The chief purpose of the outer envelope 18 is to screen off the UV radiation that, due to the physical processes in the discharge vessel, occurs in addition to the desired spectrum of light. The said outer envelope 18 is usually likewise manufactured from quartz glass, suitably doped, and is connected at the ends to the quartz glass end-pieces 6, 7 of the inner envelope 2 at what are termed the roll-ons 16, 17. These roll-ons 16, 17 are likewise made in such a way as to be gastight and the gap 20, i.e. the outer cavity 20, between the inner envelope 2 and the outer envelope 18 is filled with a gas or a mixture of gases, even with air if required, at a preferred pressure of 10 to 300 mbar and, as a particular preference, of less than 100 mbar.

The lamp 1 is generally held in a cap (not shown) at that end that has the supply conductor 11 for the igniting voltage. The gas-discharge lamp 1 is generally connected solidly to the cap by means of a suitable mounting in this case and forms with it a common lamp unit. The conductor 10 connected to the electrode 4 situated further away from the cap is generally connected to an external electrical return conductor (not shown) that runs back to the cap past the outer envelope 18. A light unit of this kind can be used in a vast variety of lights that have a suitable receptacle to hold the cap and in particular in motor vehicle headlamps.

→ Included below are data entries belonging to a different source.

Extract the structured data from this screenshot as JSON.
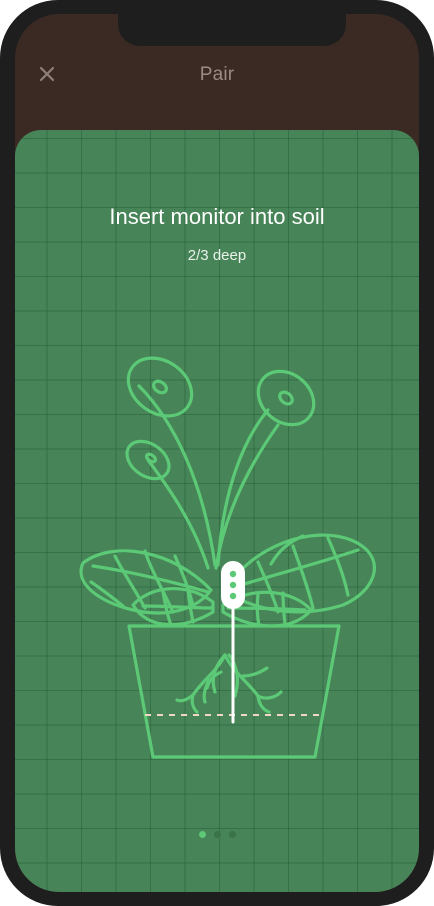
{
  "header": {
    "title": "Pair",
    "close_icon": "close-icon"
  },
  "content": {
    "heading": "Insert monitor into soil",
    "subheading": "2/3 deep",
    "illustration_icon": "plant-with-monitor-icon"
  },
  "pagination": {
    "total": 3,
    "active_index": 0
  },
  "colors": {
    "header_bg": "#3b2a24",
    "card_bg": "#478457",
    "line_green": "#5cc977",
    "title_text": "#9a8b84"
  }
}
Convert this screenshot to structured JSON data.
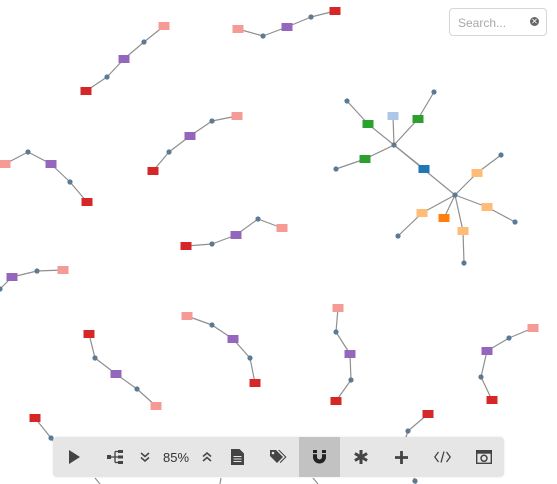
{
  "search": {
    "placeholder": "Search..."
  },
  "toolbar": {
    "zoom_level": "85%",
    "buttons": [
      "play",
      "layout",
      "zoom-out",
      "zoom-in",
      "notes",
      "tags",
      "magnet",
      "asterisk",
      "add",
      "code",
      "screenshot"
    ],
    "active_button": "magnet"
  },
  "colors": {
    "edge": "#8f8f8f",
    "dot": "#5c7a94",
    "salmon": "#f59a94",
    "purple": "#9467bd",
    "red": "#d62728",
    "green": "#2ca02c",
    "light_blue": "#aec7e8",
    "blue": "#1f77b4",
    "light_orange": "#ffbb78",
    "orange": "#ff7f0e"
  }
}
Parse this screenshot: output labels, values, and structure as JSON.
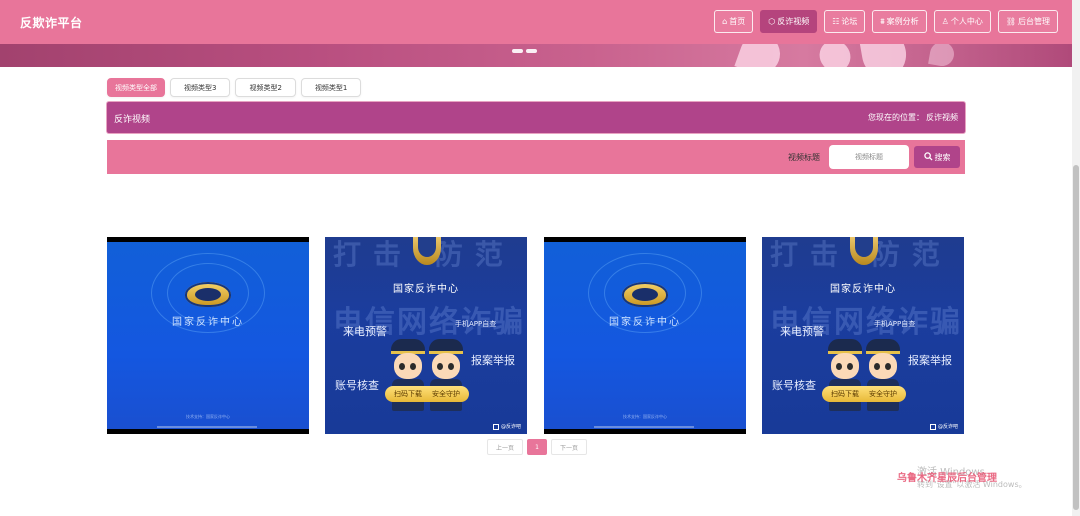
{
  "site": {
    "title": "反欺诈平台"
  },
  "nav": {
    "items": [
      {
        "icon": "⌂",
        "label": "首页"
      },
      {
        "icon": "⬡",
        "label": "反诈视频",
        "active": true
      },
      {
        "icon": "☷",
        "label": "论坛"
      },
      {
        "icon": "⩩",
        "label": "案例分析"
      },
      {
        "icon": "♙",
        "label": "个人中心"
      },
      {
        "icon": "⛓",
        "label": "后台管理"
      }
    ]
  },
  "filters": {
    "tabs": [
      {
        "label": "视频类型全部",
        "active": true
      },
      {
        "label": "视频类型3"
      },
      {
        "label": "视频类型2"
      },
      {
        "label": "视频类型1"
      }
    ]
  },
  "breadcrumb": {
    "title": "反诈视频",
    "prefix": "您现在的位置：",
    "current": "反诈视频"
  },
  "search": {
    "label": "视频标题",
    "placeholder": "视频标题",
    "button": "搜索",
    "icon": "search-icon"
  },
  "videos": [
    {
      "variant": "a",
      "text": "国家反诈中心",
      "small": "技术支持：国家反诈中心"
    },
    {
      "variant": "b",
      "watermark1": "打击  防范",
      "watermark2": "电信网络诈骗",
      "title": "国家反诈中心",
      "left1": "来电预警",
      "right1": "手机APP自查",
      "right2": "报案举报",
      "left2": "账号核查",
      "sign_left": "扫码下载",
      "sign_right": "安全守护",
      "brand": "@反诈吧"
    },
    {
      "variant": "a",
      "text": "国家反诈中心",
      "small": "技术支持：国家反诈中心"
    },
    {
      "variant": "b",
      "watermark1": "打击  防范",
      "watermark2": "电信网络诈骗",
      "title": "国家反诈中心",
      "left1": "来电预警",
      "right1": "手机APP自查",
      "right2": "报案举报",
      "left2": "账号核查",
      "sign_left": "扫码下载",
      "sign_right": "安全守护",
      "brand": "@反诈吧"
    }
  ],
  "pagination": {
    "prev": "上一页",
    "current": "1",
    "next": "下一页"
  },
  "overlay": {
    "line1": "激活 Windows",
    "line2": "转到\"设置\"以激活 Windows。",
    "brand": "乌鲁木齐星辰后台管理"
  },
  "colors": {
    "primary": "#e8759a",
    "accent": "#b0448a",
    "video_blue": "#1457e0"
  }
}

To improve the willingness of the lamp 1 to ignite, a hole 21, which runs from the cavity 20 in the outer envelope 18 through the quartz glass of the sealing section 9 and to or through the metal strip 13, is made in the sealing section 9.

The making of the hole 21 in the region of the sealing section 9 over the metal strip 13 has the advantage that, despite the hole 21, the sealing section 9 is still sealed in both directions, i.e. both in relation to the interior 19 of the discharge vessel 3 and in relation to the outside environment.

Because the discharge vessel 3 becomes very hot in operation, the hole 21 is preferably made in the sealing section 9 at a relatively long distance from the discharge vessel 3, to prevent oxidation of the metal strip that is possible if there are oxidizing gases present in the outer envelope. For this purpose, the sealing section 9 concerned on the side on which the electrical conductor 11 carrying the voltage pulse is situated is formed to be somewhat longer than on the other side, or in other words a longer metal strip 13, as appropriate, is used at this point. The length b of the metal strip 13 is approximately 15 mm in the present case. Otherwise, molybdenum strips of a length of only approximately 7 mm are generally used in such lamps, as shown on the side on which the other electrode 4 is situated. Because of this longer metal strip 13, it is possible for the hole 21 to be arranged over the metal strip 13 at a distance 1 of, for example, approx. 15 mm from the tip of the electrode 5 concerned, i.e. from what will later be the discharge arc.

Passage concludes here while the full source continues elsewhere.